One of the most unique and immensely gratifying results of school food gardens is that students can harvest and eat what they grow. Once a child has been exposed to growing their own food, there is no end to the benefits that will last a lifetime. Research shows that school gardens lead to increased consumption and preference for fruits and vegetables for students    .
AISD’s Garden to Café program, launched in fall of 2016, bridges the gap between harvesting fresh garden produce and adding it to school meals. The program allows schools to serve produce from the school garden in school meals during lunchtime. Schools that apply to participate in the program are evaluated on water quality, protection from contamination, sanitary practices and harvesting procedures to ensure the safety of the food served in the cafeteria.
Recently, we checked in with Lindsey Bradley at AISD’s Nutrition & Food Services Department for an update on the program. Currently, there are five approved Garden to Café schools: Becker, Brooke, Pease, Kiker, and Ziker Elementary Schools. “We encourage any Austin ISD campus interested in participating in Garden to Café to begin the process by submitting the Austin ISD School Garden to Café Conditions for Use of Garden-Grown Produce in School Kitchens. Schools participating in Garden to Café are encouraged to participate in seasonal ‘call to plants.’ The ‘call to plant’ will provide recommended crops that will be placed on menus upon the estimated time of harvest.
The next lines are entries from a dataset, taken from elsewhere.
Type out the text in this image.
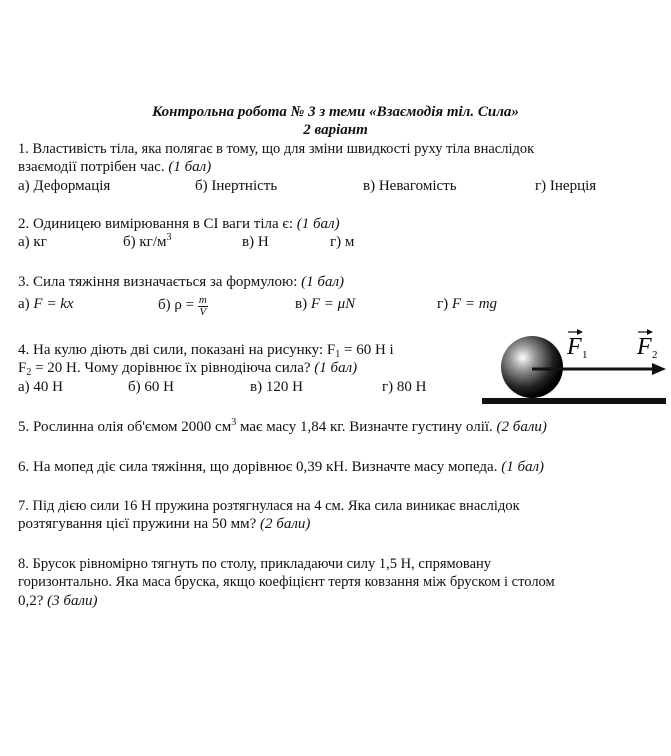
Контрольна робота № 3 з теми «Взаємодія тіл. Сила»
2 варіант
1. Властивість тіла, яка полягає в тому, що для зміни швидкості руху тіла внаслідок
взаємодії потрібен час. (1 бал)
а) Деформація	б) Інертність	в) Невагомість	г) Інерція
2. Одиницею вимірювання в СІ ваги тіла є: (1 бал)
а) кг	б) $кг/м^3$	в) Н	г) м
3. Сила тяжіння визначається за формулою: (1 бал)
а) F = kx	б) $\rho = \frac{m}{V}$	в) F = μN	г) F = mg
4. На кулю діють дві сили, показані на рисунку: $F_1 = 60$ Н і
$F_2 = 20$ Н. Чому дорівнює їх рівнодіюча сила? (1 бал)
а) 40 Н	б) 60 Н	в) 120 Н	г) 80 Н
F 1 F 2
5. Рослинна олія об'ємом 2000 $см^3$ має масу 1,84 кг. Визначте густину олії. (2 бали)
6. На мопед діє сила тяжіння, що дорівнює 0,39 кН. Визначте масу мопеда. (1 бал)
7. Під дією сили 16 Н пружина розтягнулася на 4 см. Яка сила виникає внаслідок
розтягування цієї пружини на 50 мм? (2 бали)
8. Брусок рівномірно тягнуть по столу, прикладаючи силу 1,5 Н, спрямовану
горизонтально. Яка маса бруска, якщо коефіцієнт тертя ковзання між бруском і столом
0,2? (3 бали)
Other fruits and vegetables grown in approved gardens may also replace a menu item with the same color vegetable, or be offered in a tasting portion to students. The first ‘call to plant’ was greens and will remain as the featured ‘call to plant’ item for the duration of the 2016-17 school year,” says Lindsey.
Lindsey also shared updates from participating schools:
“When we came back from Winter Break the vegetables had grown considerably and were ready to harvest. It was like getting a last Christmas present for my students. The cabbage had started to make heads, the broccoli was making crowns and the lettuce was ready. We selected which plants looked the best, picked them, washed them, and put the discarded refuge in the compost. Then the students went to weigh the produce, fill out the paperwork and delivered them to the cafeteria which was happy to get them. It was a good way to bring the gardening lesson to a conclusion and the students had fun.” - Sam DeSanto, Brooke Elementary teacher & garden leader
“It goes without saying that we are very excited with the direction that Anneliese Tanner is taking the district concerning local, healthy food. She really has been a leader in bringing the focus on local food sourcing for the district… In my opinion, the Garden to Café program represents the best of what our district has to offer. Bringing organic, campus-grown produce into our cafeteria is a huge achievement! This program completes the cycle and allows students to literally reap the rewards of all their hard work. The week before winter break we made our first contribution to the Zilker cafeteria. The mixed greens were served as a salad. Our cafeteria manager Gilma Cruz has been amazing and has done an excellent job prepping and serving our veggies! I am very proud of AISD's renewed focus on outdoor education and healthy food. We hope to make many more contributions to our cafeteria this winter and spring.” - Mathew Garland, Zilker Elementary teacher & Jabo’s Garden (school garden) leader
1. Heim, S., Stang, J., & Ireland, M. A. (2009). A garden pilot project enhances fruit and vegetable consumption among children. Journal of the American Dietetic Association, 109, 7, 1220-1226.
2. McAleese, J.D. and Rankin, L.L. (2007). Garden-based nutrition education affects fruit and vegetable consumption in sixth-grade adolescents. Journal of the American Dietetic Association, 107, 4, 662-665.
3. Parmer, S., Salisbury-Glennon, J.; Shannon, D., & Struempler, B. (2009). School gardens: An experiential learning approach for a nutrition education program to increase fruit and vegetable knowledge, preference, and consumption among second-grade students. Journal of Nutrition Education and Behavior, 41, 212-217.
4. Robinson-O’Brien, R.; Story, M.; & Heim, S. (2009). Impact of garden-based youth nutrition intervention programs: A review. Journal of the American Dietetic Association, 109, 2, 273-280.